75936 - Economics of Competition and Regulation

Course Unit Page


This teaching activity contributes to the achievement of the Sustainable Development Goals of the UN 2030 Agenda.

Decent work and economic growth Partnerships for the goals

Academic Year 2019/2020

Learning outcomes

The course aims at analyzing the main advances in the theory of competition and antitrust regulation, under both a theoretical and an empirical point of view. A part of the course will be devoted to the regulation of natural monopolies, that is, the typical market structure for public utilities (such as electricity, natural gas distribution, water supply, telephony, etc.). The theoretical models will be integrated by an analysis of selected case studies.

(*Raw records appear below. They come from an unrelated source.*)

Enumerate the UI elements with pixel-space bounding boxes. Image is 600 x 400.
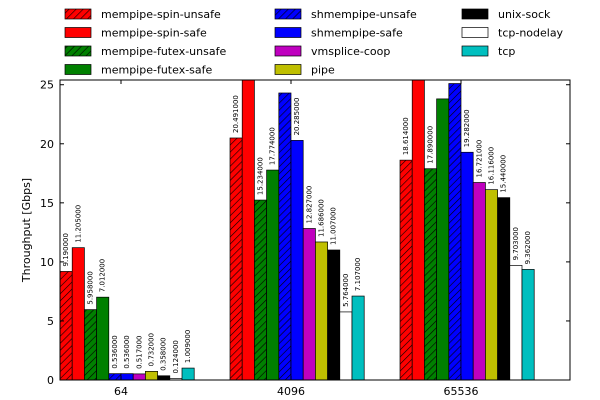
value-label: 0.536000	[123, 335, 131, 368]
value-label: 18.614000	[402, 117, 410, 155]
value-label: 9.703000	[512, 227, 520, 260]
legend-swatch	[274, 64, 302, 75]
value-label: 17.890000	[427, 126, 435, 164]
bar	[266, 169, 280, 380]
x-tick-label: 64	[114, 385, 128, 398]
x-tick-label: 4096	[277, 385, 305, 398]
bar	[339, 311, 353, 380]
bar	[315, 241, 328, 380]
value-label: 5.958000	[87, 271, 95, 304]
bar	[472, 182, 486, 380]
bar	[181, 367, 195, 380]
bar-hatch	[84, 309, 97, 380]
bar-hatch	[278, 92, 291, 380]
bar	[132, 373, 146, 380]
value-label: 11.205000	[74, 205, 82, 243]
bar	[157, 375, 171, 380]
value-label: 0.358000	[160, 337, 168, 370]
y-tick-label: 0	[47, 374, 54, 387]
legend-hatch	[65, 46, 91, 56]
value-label: 5.764000	[342, 274, 350, 307]
value-label: 0.124000	[172, 340, 180, 373]
value-label: 15.440000	[500, 155, 508, 193]
bar	[71, 247, 85, 380]
legend-swatch	[64, 27, 92, 38]
legend-label: tcp	[498, 45, 515, 58]
value-label: 16.116000	[488, 147, 496, 185]
y-tick-label: 25	[40, 79, 54, 92]
bar	[351, 295, 365, 380]
value-label: 11.007000	[330, 207, 338, 245]
x-tick-label: 65536	[444, 385, 479, 398]
bar	[241, 80, 255, 380]
y-tick-label: 20	[40, 138, 54, 151]
bar-hatch	[254, 200, 267, 380]
legend-label: mempipe-spin-safe	[101, 27, 207, 40]
bar	[411, 80, 425, 380]
bar-hatch	[400, 160, 413, 380]
bar-hatch	[230, 137, 243, 380]
legend-swatch	[461, 8, 489, 20]
plot-area: 9.190000 20.491000 18.614000 11.205000 5.958…	[60, 80, 535, 380]
value-label: 7.012000	[99, 259, 107, 292]
bar	[485, 189, 498, 380]
y-axis-label: Throughput [Gbps]	[20, 178, 33, 283]
bar	[96, 296, 110, 380]
value-label: 0.732000	[148, 333, 156, 366]
bar	[120, 373, 134, 380]
y-tick-label: 5	[47, 315, 54, 328]
bar	[509, 265, 523, 380]
plot-frame	[59, 79, 571, 381]
value-label: 0.536000	[111, 335, 119, 368]
legend-swatch	[274, 27, 302, 38]
value-label: 1.009000	[184, 330, 192, 363]
legend-hatch	[275, 9, 301, 19]
value-label: 9.362000	[524, 231, 532, 264]
bar	[145, 371, 158, 380]
legend-swatch	[461, 45, 489, 57]
value-label: 7.107000	[354, 258, 362, 291]
value-label: 9.190000	[62, 233, 70, 266]
bar	[521, 269, 535, 380]
value-label: 0.517000	[135, 335, 143, 368]
bar-hatch	[424, 168, 437, 380]
bar	[436, 98, 450, 380]
y-tick-label: 10	[40, 256, 54, 269]
legend-label: unix-sock	[498, 8, 551, 21]
value-label: 12.827000	[305, 186, 313, 224]
bar	[327, 249, 341, 380]
legend-label: mempipe-futex-unsafe	[101, 45, 226, 58]
legend-label: mempipe-spin-unsafe	[101, 8, 221, 21]
legend-label: shmempipe-unsafe	[311, 8, 417, 21]
legend-swatch	[64, 64, 92, 75]
bar	[290, 140, 304, 380]
bar	[460, 151, 474, 380]
value-label: 15.234000	[257, 157, 265, 195]
legend-swatch	[461, 27, 489, 38]
value-label: 20.285000	[293, 98, 301, 136]
value-label: 20.491000	[232, 95, 240, 133]
bar-hatch	[108, 373, 121, 380]
value-label: 11.686000	[318, 199, 326, 237]
bar-hatch	[448, 83, 461, 380]
legend-label: vmsplice-coop	[311, 45, 390, 58]
legend-label: pipe	[311, 64, 335, 77]
value-label: 16.721000	[475, 140, 483, 178]
bar	[302, 228, 316, 380]
bar-hatch	[60, 271, 73, 380]
value-label: 17.774000	[269, 127, 277, 165]
legend-label: shmempipe-safe	[311, 27, 403, 40]
legend-label: tcp-nodelay	[498, 27, 564, 40]
legend-label: mempipe-futex-safe	[101, 64, 213, 77]
value-label: 19.282000	[463, 109, 471, 147]
legend-hatch	[65, 9, 91, 19]
legend-swatch	[274, 45, 302, 57]
bar	[497, 197, 511, 380]
y-tick-label: 15	[40, 197, 54, 210]
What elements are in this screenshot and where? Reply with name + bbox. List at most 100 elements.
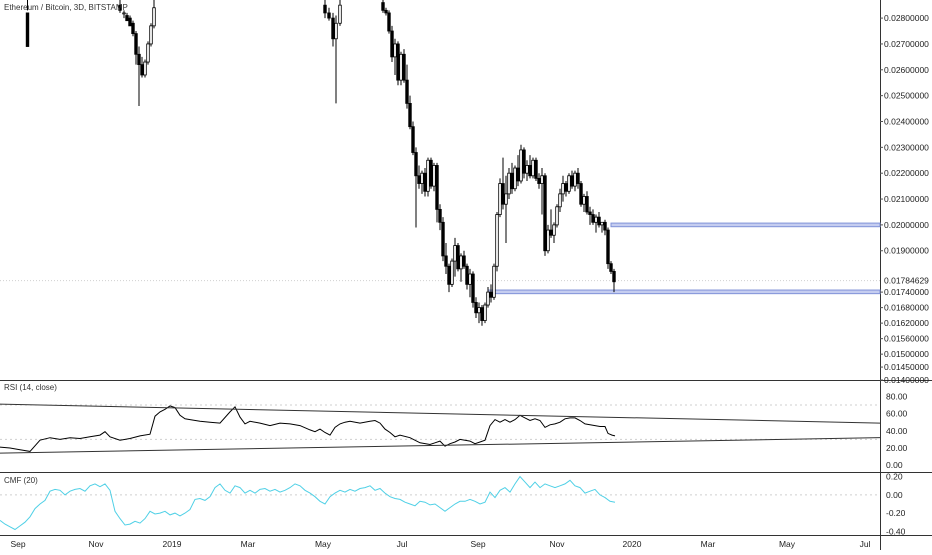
candle-down [125, 15, 129, 22]
rsi-trendline[interactable] [0, 403, 881, 424]
candle-up [146, 43, 150, 63]
candle-up [432, 165, 436, 187]
candle-down [543, 175, 547, 252]
candle-up [561, 183, 565, 195]
candle-up [393, 43, 397, 58]
time-axis[interactable]: Sep Nov 2019 Mar May Jul Sep Nov 2020 Mar May Jul [10, 539, 870, 549]
candle-down [534, 159, 538, 179]
rsi-line [0, 405, 616, 452]
candle-down [411, 126, 415, 153]
candle-up [143, 61, 147, 76]
candle-up [594, 216, 598, 223]
candle-down [327, 12, 331, 19]
candle-down [134, 33, 138, 55]
price-tick-label: 0.01900000 [884, 246, 929, 256]
candle-down [612, 271, 616, 283]
candle-up [504, 193, 508, 205]
cmf-pane[interactable] [0, 473, 880, 535]
candle-down [429, 159, 433, 187]
price-tick-label: 0.01680000 [884, 303, 929, 313]
candle-down [549, 229, 553, 236]
candles [25, 0, 616, 326]
candle-up [540, 175, 544, 184]
candle-up [495, 214, 499, 267]
price-pane[interactable] [0, 0, 880, 380]
price-axis[interactable]: 0.02800000 0.02700000 0.02600000 0.02500000… [880, 13, 929, 385]
candle-up [399, 53, 403, 81]
price-tick-label: 0.02600000 [884, 65, 929, 75]
time-tick-label: May [315, 539, 332, 549]
candle-down [510, 172, 514, 190]
candle-down [405, 79, 409, 104]
candle-down [474, 302, 478, 314]
candle-up [486, 291, 490, 306]
candle-down [414, 152, 418, 177]
symbol-title: Ethereum / Bitcoin, 3D, BITSTAMP [4, 3, 128, 12]
candle-up [453, 245, 457, 262]
candle-up [507, 172, 511, 195]
rsi-tick-label: 0.00 [886, 460, 903, 470]
time-tick-label: Mar [701, 539, 716, 549]
candle-up [555, 206, 559, 226]
candle-down [402, 53, 406, 81]
candle-down [591, 214, 595, 223]
cmf-tick-label: 0.20 [886, 472, 903, 482]
candle-up [334, 22, 338, 40]
candle-down [118, 4, 122, 11]
price-tick-label: 0.02300000 [884, 142, 929, 152]
candle-down [396, 43, 400, 81]
time-tick-label: May [779, 539, 796, 549]
rsi-indicator [0, 403, 881, 454]
candle-down [438, 208, 442, 223]
last-price-bg [881, 273, 932, 287]
candle-down [471, 273, 475, 303]
time-tick-label: 2020 [623, 539, 642, 549]
rsi-axis[interactable]: 80.00 60.00 40.00 20.00 0.00 [886, 391, 908, 470]
cmf-axis[interactable]: 0.20 0.00 -0.20 -0.40 [886, 472, 906, 537]
rsi-trendline[interactable] [0, 437, 881, 454]
candle-up [558, 193, 562, 208]
candle-down [501, 183, 505, 205]
price-tick-label: 0.02200000 [884, 168, 929, 178]
candle-up [531, 159, 535, 177]
candle-down [131, 22, 135, 35]
candle-up [483, 304, 487, 321]
rsi-pane[interactable] [0, 381, 880, 472]
candle-down [528, 165, 532, 177]
last-price-marker: 0.01784629 [881, 273, 932, 287]
price-tick-label: 0.02500000 [884, 91, 929, 101]
time-tick-label: 2019 [163, 539, 182, 549]
rsi-tick-label: 40.00 [886, 426, 908, 436]
time-tick-label: Nov [549, 539, 565, 549]
price-tick-label: 0.02800000 [884, 13, 929, 23]
cmf-tick-label: -0.20 [886, 508, 906, 518]
candle-down [417, 175, 421, 184]
candle-down [465, 265, 469, 285]
candle-up [513, 167, 517, 190]
rsi-title: RSI (14, close) [4, 383, 57, 392]
price-zone [610, 222, 881, 228]
time-tick-label: Jul [397, 539, 408, 549]
candle-down [408, 103, 412, 128]
candle-up [152, 7, 156, 27]
candle-down [489, 291, 493, 298]
time-tick-label: Jul [860, 539, 871, 549]
candle-up [600, 221, 604, 226]
candle-up [468, 273, 472, 285]
candle-down [323, 4, 327, 14]
time-tick-label: Sep [470, 539, 485, 549]
cmf-title: CMF (20) [4, 476, 38, 485]
price-tick-label: 0.01560000 [884, 334, 929, 344]
candle-down [137, 53, 141, 66]
candle-up [519, 149, 523, 182]
candle-down [128, 17, 132, 27]
candle-up [477, 307, 481, 314]
candle-down [381, 2, 385, 11]
candle-down [140, 64, 144, 76]
candle-down [384, 9, 388, 14]
candle-up [552, 224, 556, 236]
candle-down [609, 263, 613, 272]
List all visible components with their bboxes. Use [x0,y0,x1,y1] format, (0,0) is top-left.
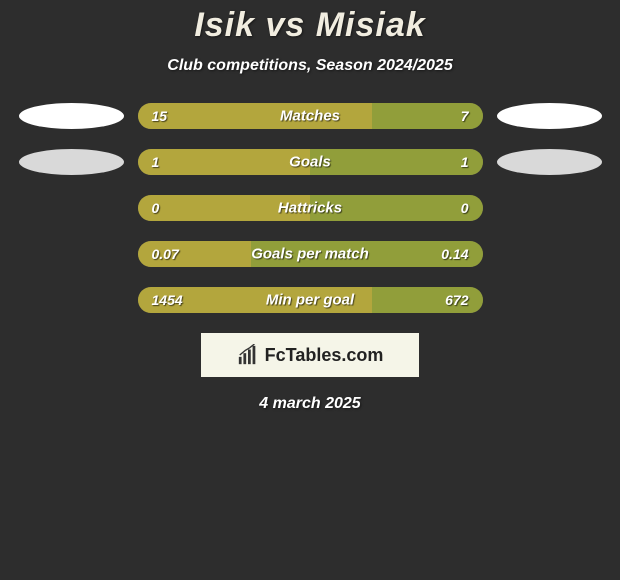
player-left-oval [19,103,124,129]
stats-card: Isik vs Misiak Club competitions, Season… [0,0,620,413]
stat-row: 15 7 Matches [0,103,620,129]
fctables-logo[interactable]: FcTables.com [201,333,419,377]
stat-right-value: 0.14 [441,246,468,262]
stat-label: Matches [280,108,340,125]
stat-left-value: 0 [152,200,160,216]
stat-label: Hattricks [278,200,342,217]
player-right-oval [497,103,602,129]
stat-row: 0 0 Hattricks [0,195,620,221]
stat-right-value: 7 [461,108,469,124]
player-left-oval [19,149,124,175]
stat-bar: 1 1 Goals [138,149,483,175]
bar-left-fill [138,149,311,175]
chart-icon [237,344,259,366]
stat-right-value: 0 [461,200,469,216]
bar-right-fill [310,149,483,175]
player-right-oval [497,149,602,175]
page-title: Isik vs Misiak [0,6,620,45]
stat-row: 1454 672 Min per goal [0,287,620,313]
stat-right-value: 672 [445,292,468,308]
stat-label: Min per goal [266,292,354,309]
stat-left-value: 15 [152,108,168,124]
stat-label: Goals per match [251,246,369,263]
subtitle: Club competitions, Season 2024/2025 [0,57,620,75]
stat-bar: 0.07 0.14 Goals per match [138,241,483,267]
stat-label: Goals [289,154,331,171]
stat-row: 0.07 0.14 Goals per match [0,241,620,267]
stat-bar: 15 7 Matches [138,103,483,129]
stat-bar: 1454 672 Min per goal [138,287,483,313]
stat-row: 1 1 Goals [0,149,620,175]
stat-left-value: 1 [152,154,160,170]
stat-left-value: 1454 [152,292,183,308]
stat-left-value: 0.07 [152,246,179,262]
stats-rows: 15 7 Matches 1 1 Goals 0 0 Hattricks 0.07 0.14 Goal… [0,103,620,313]
stat-bar: 0 0 Hattricks [138,195,483,221]
logo-text: FcTables.com [265,345,384,366]
date-label: 4 march 2025 [0,395,620,413]
stat-right-value: 1 [461,154,469,170]
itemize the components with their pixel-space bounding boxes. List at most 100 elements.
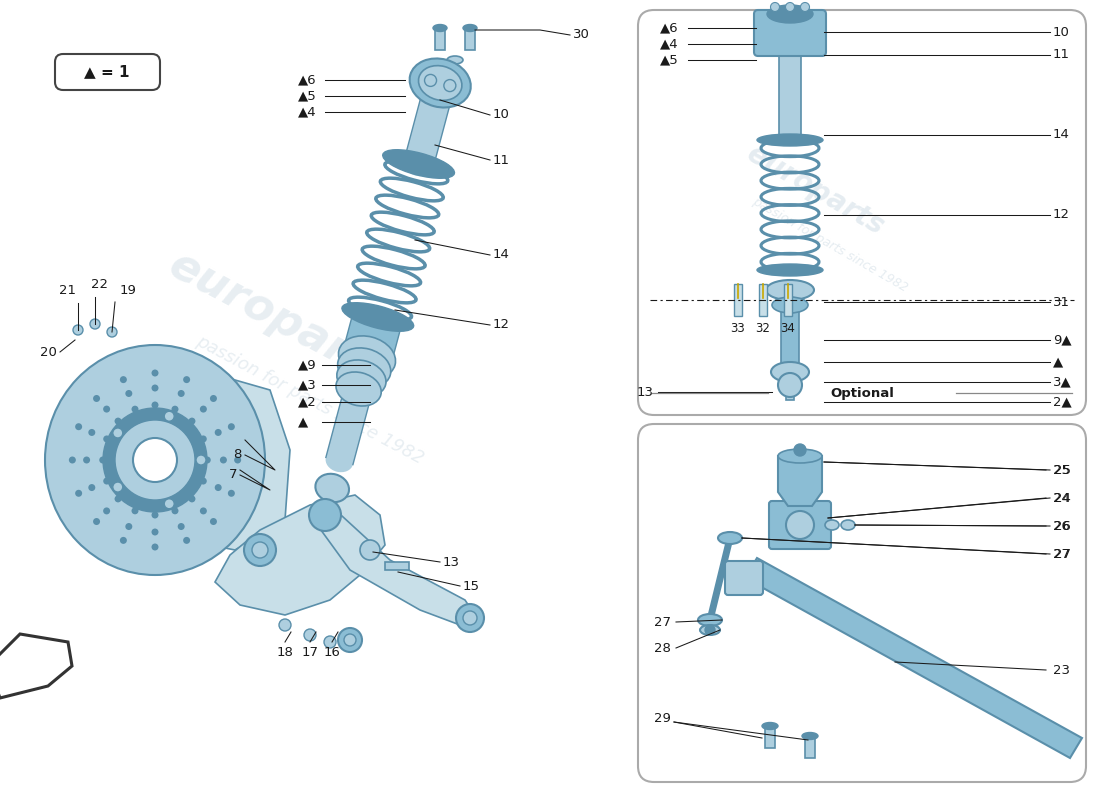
Bar: [805, 736, 815, 758]
Ellipse shape: [420, 89, 450, 114]
Ellipse shape: [348, 318, 397, 357]
Ellipse shape: [411, 122, 441, 146]
Text: 23: 23: [1053, 663, 1070, 677]
Text: europarts: europarts: [162, 243, 398, 397]
Ellipse shape: [45, 345, 265, 575]
Circle shape: [200, 478, 207, 485]
Circle shape: [204, 457, 211, 463]
Bar: [764, 726, 776, 748]
Ellipse shape: [406, 145, 436, 170]
Circle shape: [200, 435, 207, 442]
Circle shape: [360, 540, 379, 560]
Circle shape: [786, 511, 814, 539]
Circle shape: [73, 325, 82, 335]
Text: 30: 30: [573, 29, 590, 42]
Circle shape: [152, 370, 158, 377]
Ellipse shape: [405, 149, 435, 173]
Circle shape: [103, 408, 207, 512]
Text: ▲ = 1: ▲ = 1: [85, 65, 130, 79]
Circle shape: [152, 385, 158, 391]
Ellipse shape: [410, 129, 440, 153]
Circle shape: [228, 423, 235, 430]
Circle shape: [183, 376, 190, 383]
Circle shape: [234, 457, 241, 463]
Circle shape: [188, 495, 196, 502]
Ellipse shape: [404, 152, 433, 176]
Circle shape: [114, 495, 122, 502]
Ellipse shape: [778, 449, 822, 463]
Ellipse shape: [771, 362, 808, 382]
Polygon shape: [778, 456, 822, 506]
Ellipse shape: [341, 393, 368, 415]
Ellipse shape: [337, 360, 386, 397]
Text: ▲6: ▲6: [660, 22, 679, 34]
Ellipse shape: [331, 427, 360, 450]
Text: 16: 16: [323, 646, 340, 658]
Circle shape: [114, 418, 122, 425]
Ellipse shape: [342, 338, 392, 377]
Polygon shape: [310, 505, 475, 625]
Circle shape: [705, 625, 715, 635]
Circle shape: [133, 438, 177, 482]
FancyBboxPatch shape: [638, 10, 1086, 415]
Text: ▲5: ▲5: [298, 90, 317, 102]
Circle shape: [309, 499, 341, 531]
Circle shape: [90, 319, 100, 329]
Circle shape: [88, 429, 96, 436]
Circle shape: [107, 327, 117, 337]
Text: ▲3: ▲3: [298, 378, 317, 391]
Ellipse shape: [411, 126, 440, 150]
Text: ▲: ▲: [298, 415, 308, 429]
Ellipse shape: [336, 412, 363, 434]
Text: 31: 31: [1053, 295, 1070, 309]
FancyBboxPatch shape: [55, 54, 160, 90]
Text: 9▲: 9▲: [1053, 334, 1071, 346]
Ellipse shape: [419, 95, 449, 120]
Text: 28: 28: [654, 642, 671, 654]
FancyBboxPatch shape: [769, 501, 830, 549]
Circle shape: [132, 406, 139, 413]
Circle shape: [801, 2, 810, 11]
Ellipse shape: [447, 56, 463, 64]
Polygon shape: [745, 558, 1082, 758]
Ellipse shape: [418, 66, 462, 100]
Circle shape: [200, 406, 207, 413]
Circle shape: [324, 636, 336, 648]
Text: passion for parts since 1982: passion for parts since 1982: [750, 195, 910, 295]
Circle shape: [164, 411, 174, 422]
Text: ▲5: ▲5: [660, 54, 679, 66]
Circle shape: [463, 611, 477, 625]
Bar: [784, 284, 792, 316]
Text: 33: 33: [730, 322, 746, 335]
Ellipse shape: [757, 134, 823, 146]
Ellipse shape: [409, 58, 471, 107]
Circle shape: [279, 619, 292, 631]
Ellipse shape: [349, 312, 398, 351]
Ellipse shape: [415, 112, 444, 137]
Ellipse shape: [766, 280, 814, 300]
Ellipse shape: [346, 321, 396, 360]
Circle shape: [200, 507, 207, 514]
Circle shape: [228, 490, 235, 497]
Ellipse shape: [343, 386, 371, 408]
Text: ▲6: ▲6: [298, 74, 317, 86]
Text: 25: 25: [1054, 463, 1071, 477]
FancyBboxPatch shape: [638, 424, 1086, 782]
Circle shape: [84, 457, 90, 463]
FancyBboxPatch shape: [754, 10, 826, 56]
Text: 34: 34: [781, 322, 795, 335]
Text: 17: 17: [301, 646, 319, 658]
Text: 13: 13: [637, 386, 654, 398]
Circle shape: [172, 507, 178, 514]
Text: 29: 29: [654, 711, 671, 725]
Text: ▲4: ▲4: [660, 38, 679, 50]
Ellipse shape: [418, 98, 448, 123]
Text: 22: 22: [91, 278, 109, 291]
Circle shape: [94, 518, 100, 525]
Ellipse shape: [718, 532, 743, 544]
Ellipse shape: [344, 382, 372, 404]
Circle shape: [152, 511, 158, 518]
Bar: [786, 382, 794, 400]
Circle shape: [244, 534, 276, 566]
Circle shape: [113, 428, 123, 438]
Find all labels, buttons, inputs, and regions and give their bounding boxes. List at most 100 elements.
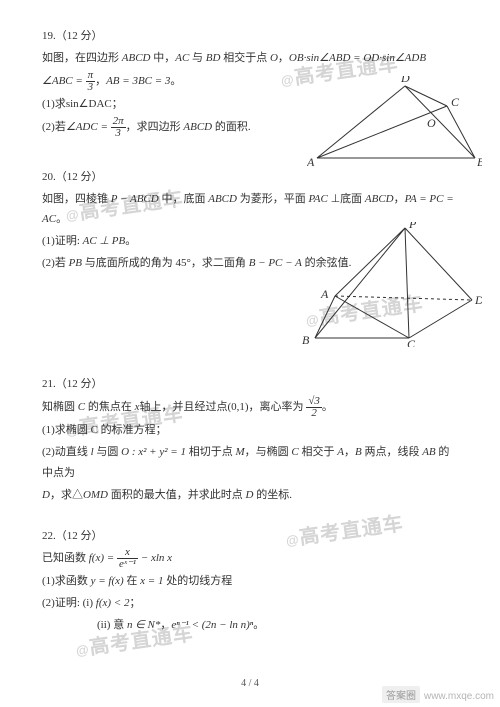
problem-points: （12 分） — [56, 530, 103, 542]
problem-number: 21. — [42, 378, 56, 390]
text: (2)证明: (i) — [42, 597, 96, 609]
math: AB — [422, 446, 435, 458]
problem-22: 22.（12 分） 已知函数 f(x) = xeˣ⁻¹ − xln x (1)求… — [42, 526, 458, 637]
footer-watermark: 答案圈www.mxqe.com — [382, 686, 494, 703]
svg-text:C: C — [451, 95, 460, 109]
fraction: √32 — [306, 396, 322, 419]
text: (2)若 — [42, 257, 69, 269]
svg-text:O: O — [427, 116, 436, 130]
math: M — [235, 446, 244, 458]
svg-text:D: D — [400, 76, 410, 85]
text: 为菱形，平面 — [237, 193, 309, 205]
text: ， — [160, 619, 171, 631]
problem-number: 19. — [42, 30, 56, 42]
math: C — [78, 401, 85, 413]
text: (2)若 — [42, 121, 66, 133]
math: AC ⊥ PB — [83, 235, 126, 247]
text: 两点，线段 — [362, 446, 423, 458]
subquestion-1: (1)求sin∠DAC； — [42, 98, 123, 110]
pyramid-diagram: P A B C D — [297, 222, 482, 347]
problem-19: 19.（12 分） 如图，在四边形 ABCD 中，AC 与 BD 相交于点 O，… — [42, 26, 458, 139]
math: O — [270, 52, 278, 64]
text: 面积的最大值，并求此时点 — [108, 489, 246, 501]
problem-21: 21.（12 分） 知椭圆 C 的焦点在 x轴上，并且经过点(0,1)，离心率为… — [42, 374, 458, 505]
math: ∠ABC = — [42, 75, 86, 87]
fraction: π3 — [86, 70, 96, 93]
math: y = f(x) — [91, 575, 124, 587]
problem-number: 22. — [42, 530, 56, 542]
problem-20: 20.（12 分） 如图，四棱锥 P − ABCD 中，底面 ABCD 为菱形，… — [42, 167, 458, 274]
svg-text:D: D — [474, 293, 482, 307]
math: eⁿ⁻¹ < (2n − ln n)ⁿ — [171, 619, 253, 631]
math: C — [291, 446, 298, 458]
text: ， — [95, 75, 106, 87]
svg-text:B: B — [477, 155, 482, 169]
math: P − ABCD — [111, 193, 159, 205]
text: ， — [278, 52, 289, 64]
svg-text:B: B — [302, 333, 310, 347]
math: B − PC − A — [249, 257, 302, 269]
text: 。 — [125, 235, 136, 247]
svg-text:A: A — [320, 287, 329, 301]
math: ∠ADC = — [66, 121, 111, 133]
text: 的面积. — [212, 121, 251, 133]
math: OMD — [83, 489, 108, 501]
text: 知椭圆 — [42, 401, 78, 413]
text: 处的切线方程 — [163, 575, 232, 587]
text: 。 — [56, 213, 67, 225]
text: 相切于点 — [186, 446, 236, 458]
text: 。 — [253, 619, 264, 631]
text: 在 — [124, 575, 141, 587]
problem-points: （12 分） — [56, 30, 103, 42]
math: n ∈ N* — [127, 619, 160, 631]
text: ， — [394, 193, 405, 205]
text: (1)证明: — [42, 235, 83, 247]
text: ，求△ — [50, 489, 83, 501]
text: 如图，在四边形 — [42, 52, 122, 64]
subquestion-1: (1)求椭圆 C 的标准方程； — [42, 424, 167, 436]
math: D — [42, 489, 50, 501]
text: 的焦点在 — [85, 401, 135, 413]
math: − xln x — [138, 553, 172, 565]
problem-points: （12 分） — [56, 378, 103, 390]
math: f(x) < 2 — [96, 597, 130, 609]
text: 与底面所成的角为 45°，求二面角 — [82, 257, 249, 269]
text: 中， — [150, 52, 175, 64]
math: ABCD — [122, 52, 151, 64]
text: 的坐标. — [253, 489, 292, 501]
math: AC — [175, 52, 189, 64]
problem-points: （12 分） — [56, 171, 103, 183]
math: x = 1 — [140, 575, 163, 587]
math: ABCD — [183, 121, 212, 133]
math: O : x² + y² = 1 — [121, 446, 186, 458]
quadrilateral-diagram: A B C D O — [307, 76, 482, 171]
text: (1)求函数 — [42, 575, 91, 587]
text: 如图，四棱锥 — [42, 193, 111, 205]
text: 中，底面 — [159, 193, 209, 205]
math: PAC — [308, 193, 327, 205]
text: ； — [129, 597, 140, 609]
math: PB — [69, 257, 82, 269]
text: 相交于 — [299, 446, 338, 458]
math: ABCD — [208, 193, 237, 205]
math: A — [337, 446, 344, 458]
math: OB·sin∠ABD = OD·sin∠ADB — [289, 52, 426, 64]
text: ， — [344, 446, 355, 458]
text: 。 — [170, 75, 181, 87]
text: 已知函数 — [42, 553, 89, 565]
math: ABCD — [365, 193, 394, 205]
fraction: 2π3 — [111, 116, 126, 139]
svg-text:P: P — [408, 222, 417, 231]
math: AB = 3BC = 3 — [106, 75, 170, 87]
text: 与圆 — [94, 446, 122, 458]
text: 相交于点 — [220, 52, 270, 64]
text: (ii) 意 — [97, 619, 127, 631]
text: 轴上，并且经过点(0,1)，离心率为 — [139, 401, 306, 413]
problem-number: 20. — [42, 171, 56, 183]
text: 与 — [189, 52, 206, 64]
text: 。 — [322, 401, 333, 413]
text: ，求四边形 — [126, 121, 184, 133]
text: (2)动直线 — [42, 446, 91, 458]
math: f(x) = — [89, 553, 117, 565]
svg-text:C: C — [407, 337, 416, 347]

The course aims at building general and specific skills for the design, enforcement and evaluation of regulation and antitrust policies, and for the creation of new professional profiles with advanced skills for analyzing the economic and institutional mechanisms of markets and both private and public economic organizations.

Course contents

At the end of the course, the student knows how to analyzing and interpreting the regulation and antitrust policies. In particular, the student will be capable of:

  • understanding the regulation and antitrust policies by means of modern oligopoly theory;
  • analyzing and evaluating the antitrust policies, procedures and tests suggested by the economic analysis;
  • interpreting the antitrust case studies, in order to analyze the actual enforcement of antitrust regulation.

Detailed syllabus

  1. Competition policies: the birth of antitrust policies, their goals and laws.
  2. Review of microeconomics: market structures, market power and social welfare.
  3. Definition of the relevant market and measurement of market power. Indicators of concentration degree, antitrust behavior and entry barriers.
  4. Competition restraints. Collusion and horizontal restraints. Competition restraints vs. oligopoly: tacit and explicit collusion.
  5. Mergers between businesses: horizontal mergers.
  6. Vertical restraints and mergers.
  7. Abuse of dominant position. Market power and the notion of dominant firm. Predatory behavior, monopolization and other abusive practices.
  8. Analysis of selected antitrust case studies: USA, Europe, Italy.
  9. Game theory and oligopoly models.


  • Motta M. and M. Polo, "Antitrust. Economia e politica della concorrenza", Il Mulino, 2005.
  • Nicita A. and V. Scoppa, "Economia dei contratti", Carocci, 2010 (chapter 10).

Any additional material with respect to the main textbook will be communicated at the beginning of the course, and made available online within the course's teaching material.


Optional readings

  • Prosperetti L., M. Siragusa, M. Beretta and M. Merini, "Economia e diritto antitrust. Un'introduzione", Carocci Editore, 2013.
  • Fattori P. and M. Todino, "La disciplina della concorrenza in Italia", Il Mulino, 2015.
  • Amendola V. and P. L. Parcu, "L'Antitrust italiano", UTET, 2003.
  • Cervigni G. and M. D'Antoni, "Monopolio naturale, concorrenza e regolamentazione", Carocci, 2001.
  • Gobbo F., "Il mercato e la tutela della concorrenza", Il Mulino, 2001.
  • Petretto A., "Mercato, organizzazione industriale e intervento pubblico", Il Mulino, 1998.

Teaching methods

In-class lectures and discussion of case studies.

Assessment methods

The exam is carried out in written form (1 hour of time), and is structured in two open-answer questions to be chosen between four.

The written exam aims at verifying the understanding of the theories exposed in class and their application to case studies.


Teaching tools

Teaching material (slides and discussion of case studies).